Statement of the Problem: A shared aspect among many neurodegenerative disorders is a limited understanding of cellular disease mechanisms. In our research, we have found that dysregulated calcium channels play a central and early role in driving diseases such as Alzheimer’s, Huntington’s and brain injury. Specifically, defects in intracellular calcium stores within the endoplasmic reticulum (ER) and their resident release channels such as the ryanodine receptor (RyR) are upstream of the major disease features such as protein aggregates and synaptic deficits. By focusing upon the proximal calcium channelopathy, rather than later-stage features, significant advances in understanding disease etiology may be made.
Methodology & Theoretical Orientation: Whole cell patch clamp electrophysiology combined with 2-photon calcium
imaging are used to record signaling from hippocampal neurons in acute brain slices from mouse models of Alzheimer’s
disease (AD) and human neurons transformed from AD patients. Immunoassays and qRT PCR probe protein and transcript levels in mouse and human neurons.
Findings: In early stage AD mice, RyR-evoked calcium signals are significantly greater than non-transgenic controls, while
calcium signaling though voltage-gated channels and NMDA receptors are not different. Similar observations were made
in human neurons from AD patients. Additionally, RyR 2 message is increased in both the mouse and human AD neurons. Pharmacologically normalizing RyR-calcium release restores RyR2 levels in mice, as well as reduces many of the AD features including beta amyloid, hyperphosphorylated tau and synaptic loss.

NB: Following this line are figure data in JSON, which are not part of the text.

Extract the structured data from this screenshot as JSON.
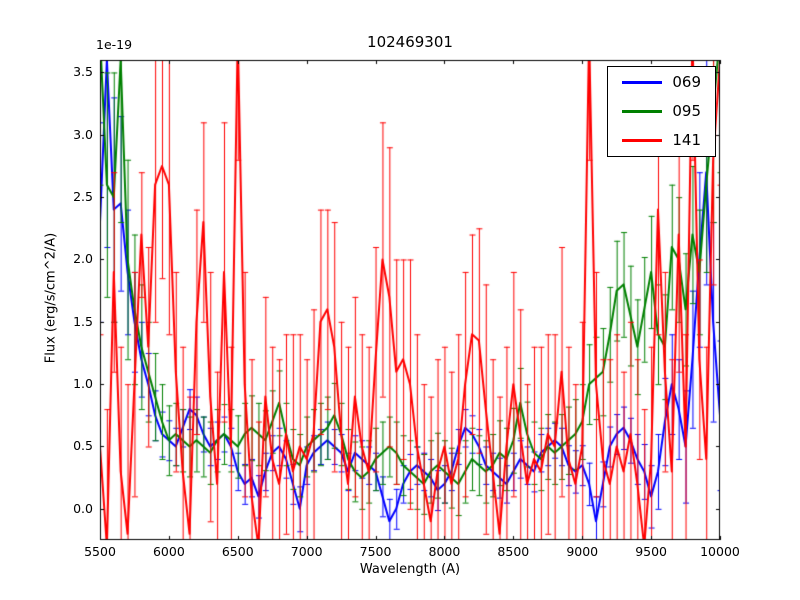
{
  "chart_data": {
    "type": "line",
    "title": "102469301",
    "xlabel": "Wavelength (A)",
    "ylabel": "Flux (erg/s/cm^2/A)",
    "y_offset_label": "1e-19",
    "xlim": [
      5500,
      10000
    ],
    "ylim": [
      -0.25,
      3.6
    ],
    "xticks": [
      5500,
      6000,
      6500,
      7000,
      7500,
      8000,
      8500,
      9000,
      9500,
      10000
    ],
    "yticks": [
      0.0,
      0.5,
      1.0,
      1.5,
      2.0,
      2.5,
      3.0,
      3.5
    ],
    "grid": false,
    "legend_position": "upper right",
    "x": {
      "start": 5500,
      "step": 50,
      "count": 91
    },
    "series": [
      {
        "name": "069",
        "color": "#0000ff",
        "values": [
          2.3,
          3.6,
          2.4,
          2.45,
          1.9,
          1.5,
          1.2,
          1.0,
          0.75,
          0.6,
          0.55,
          0.5,
          0.65,
          0.8,
          0.75,
          0.6,
          0.5,
          0.55,
          0.6,
          0.5,
          0.3,
          0.2,
          0.25,
          0.1,
          0.3,
          0.45,
          0.5,
          0.4,
          0.2,
          0.0,
          0.35,
          0.45,
          0.5,
          0.55,
          0.5,
          0.45,
          0.3,
          0.45,
          0.4,
          0.35,
          0.3,
          0.1,
          -0.1,
          0.0,
          0.2,
          0.3,
          0.35,
          0.3,
          0.25,
          0.15,
          0.2,
          0.3,
          0.5,
          0.65,
          0.6,
          0.5,
          0.35,
          0.3,
          0.25,
          0.2,
          0.3,
          0.4,
          0.35,
          0.3,
          0.45,
          0.5,
          0.55,
          0.5,
          0.35,
          0.3,
          0.35,
          0.2,
          -0.1,
          0.2,
          0.5,
          0.6,
          0.65,
          0.55,
          0.4,
          0.3,
          0.1,
          0.3,
          0.7,
          1.0,
          0.8,
          0.5,
          1.2,
          2.0,
          2.7,
          1.5,
          0.75
        ],
        "errors": [
          0.8,
          1.5,
          0.9,
          0.7,
          0.5,
          0.4,
          0.3,
          0.25,
          0.2,
          0.18,
          0.16,
          0.15,
          0.15,
          0.16,
          0.15,
          0.14,
          0.15,
          0.15,
          0.14,
          0.15,
          0.15,
          0.16,
          0.15,
          0.17,
          0.15,
          0.14,
          0.15,
          0.15,
          0.16,
          0.18,
          0.15,
          0.14,
          0.14,
          0.15,
          0.14,
          0.15,
          0.15,
          0.14,
          0.15,
          0.15,
          0.15,
          0.16,
          0.18,
          0.16,
          0.15,
          0.14,
          0.15,
          0.15,
          0.15,
          0.16,
          0.15,
          0.15,
          0.14,
          0.15,
          0.15,
          0.14,
          0.15,
          0.15,
          0.16,
          0.15,
          0.15,
          0.15,
          0.15,
          0.16,
          0.15,
          0.15,
          0.14,
          0.15,
          0.16,
          0.17,
          0.16,
          0.17,
          0.2,
          0.18,
          0.16,
          0.16,
          0.17,
          0.18,
          0.2,
          0.22,
          0.25,
          0.3,
          0.35,
          0.4,
          0.4,
          0.45,
          0.55,
          0.7,
          0.9,
          0.8,
          0.6
        ]
      },
      {
        "name": "095",
        "color": "#008000",
        "values": [
          3.8,
          2.6,
          2.5,
          3.6,
          2.0,
          1.6,
          1.3,
          1.1,
          0.9,
          0.7,
          0.55,
          0.6,
          0.55,
          0.5,
          0.55,
          0.5,
          0.45,
          0.55,
          0.6,
          0.55,
          0.5,
          0.6,
          0.65,
          0.6,
          0.55,
          0.7,
          0.85,
          0.6,
          0.4,
          0.35,
          0.5,
          0.55,
          0.6,
          0.65,
          0.75,
          0.6,
          0.4,
          0.3,
          0.25,
          0.3,
          0.4,
          0.45,
          0.5,
          0.45,
          0.35,
          0.3,
          0.25,
          0.2,
          0.3,
          0.35,
          0.3,
          0.25,
          0.2,
          0.3,
          0.4,
          0.35,
          0.3,
          0.35,
          0.45,
          0.4,
          0.55,
          0.85,
          0.6,
          0.45,
          0.4,
          0.5,
          0.45,
          0.5,
          0.55,
          0.6,
          0.7,
          1.0,
          1.05,
          1.1,
          1.4,
          1.75,
          1.8,
          1.55,
          1.3,
          1.6,
          1.9,
          1.4,
          1.3,
          2.1,
          2.0,
          1.6,
          2.2,
          1.9,
          2.6,
          3.2,
          3.8
        ],
        "errors": [
          1.2,
          0.9,
          1.0,
          1.3,
          0.8,
          0.6,
          0.5,
          0.4,
          0.35,
          0.3,
          0.28,
          0.25,
          0.25,
          0.24,
          0.25,
          0.24,
          0.25,
          0.25,
          0.24,
          0.25,
          0.25,
          0.25,
          0.26,
          0.25,
          0.24,
          0.25,
          0.26,
          0.25,
          0.24,
          0.25,
          0.24,
          0.25,
          0.25,
          0.25,
          0.26,
          0.25,
          0.24,
          0.24,
          0.25,
          0.25,
          0.25,
          0.25,
          0.24,
          0.25,
          0.24,
          0.25,
          0.25,
          0.24,
          0.25,
          0.26,
          0.25,
          0.24,
          0.25,
          0.25,
          0.25,
          0.24,
          0.25,
          0.25,
          0.26,
          0.25,
          0.26,
          0.28,
          0.26,
          0.25,
          0.25,
          0.26,
          0.25,
          0.26,
          0.27,
          0.28,
          0.3,
          0.32,
          0.33,
          0.35,
          0.38,
          0.4,
          0.42,
          0.4,
          0.38,
          0.42,
          0.45,
          0.4,
          0.42,
          0.5,
          0.5,
          0.45,
          0.55,
          0.5,
          0.7,
          0.9,
          1.1
        ]
      },
      {
        "name": "141",
        "color": "#ff0000",
        "values": [
          0.5,
          -0.3,
          1.9,
          0.3,
          -0.2,
          1.0,
          2.2,
          1.3,
          2.6,
          2.75,
          2.6,
          1.1,
          0.3,
          -0.2,
          1.5,
          2.3,
          0.9,
          0.2,
          1.9,
          0.5,
          3.8,
          1.0,
          0.1,
          -0.3,
          0.9,
          0.4,
          0.2,
          0.6,
          0.3,
          0.5,
          0.4,
          0.6,
          1.5,
          1.6,
          1.3,
          0.6,
          0.2,
          0.9,
          0.5,
          0.3,
          1.2,
          2.0,
          1.7,
          1.1,
          1.2,
          1.0,
          0.5,
          0.2,
          -0.1,
          0.3,
          0.5,
          0.2,
          0.4,
          1.0,
          1.4,
          1.35,
          0.8,
          0.3,
          -0.2,
          0.5,
          1.0,
          0.6,
          0.2,
          0.4,
          0.3,
          0.6,
          0.5,
          1.1,
          0.4,
          0.2,
          0.5,
          3.8,
          1.0,
          0.4,
          0.2,
          0.5,
          0.3,
          0.6,
          0.2,
          -0.3,
          0.4,
          2.4,
          1.1,
          0.3,
          2.2,
          0.5,
          3.8,
          1.2,
          0.4,
          2.8,
          3.6
        ],
        "errors": [
          0.9,
          1.1,
          0.8,
          1.0,
          1.2,
          0.9,
          0.5,
          0.8,
          1.1,
          0.9,
          1.2,
          0.8,
          1.0,
          1.1,
          0.9,
          0.8,
          1.0,
          0.9,
          1.2,
          0.8,
          1.0,
          0.9,
          1.1,
          1.0,
          0.8,
          0.9,
          1.0,
          0.8,
          1.1,
          0.9,
          0.8,
          1.0,
          0.9,
          0.8,
          1.0,
          0.9,
          1.1,
          0.8,
          0.9,
          1.0,
          0.9,
          1.1,
          1.2,
          0.9,
          0.8,
          1.0,
          0.9,
          0.8,
          1.0,
          0.9,
          0.8,
          0.9,
          1.0,
          0.9,
          0.8,
          0.9,
          1.0,
          0.9,
          1.1,
          0.8,
          0.9,
          1.0,
          0.8,
          0.9,
          1.0,
          0.8,
          0.9,
          1.0,
          0.9,
          0.8,
          1.0,
          1.0,
          0.9,
          0.8,
          1.0,
          0.9,
          0.8,
          0.9,
          1.0,
          1.1,
          0.9,
          1.0,
          0.8,
          0.9,
          1.1,
          0.9,
          1.0,
          0.8,
          0.9,
          1.0,
          1.0
        ]
      }
    ]
  }
}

Conclusion & Significance: Dysregulated ER calcium channel functioning is an early feature of AD in mouse models and
human samples and likely initiates a pathogenic cascade in the proximal disease stages. Because of the multiple and essential
roles of calcium signaling in neurons, alterations in RyR-channel properties can generate multiple downstream maladaptive effects such as those seen in neurodegenerative disorders.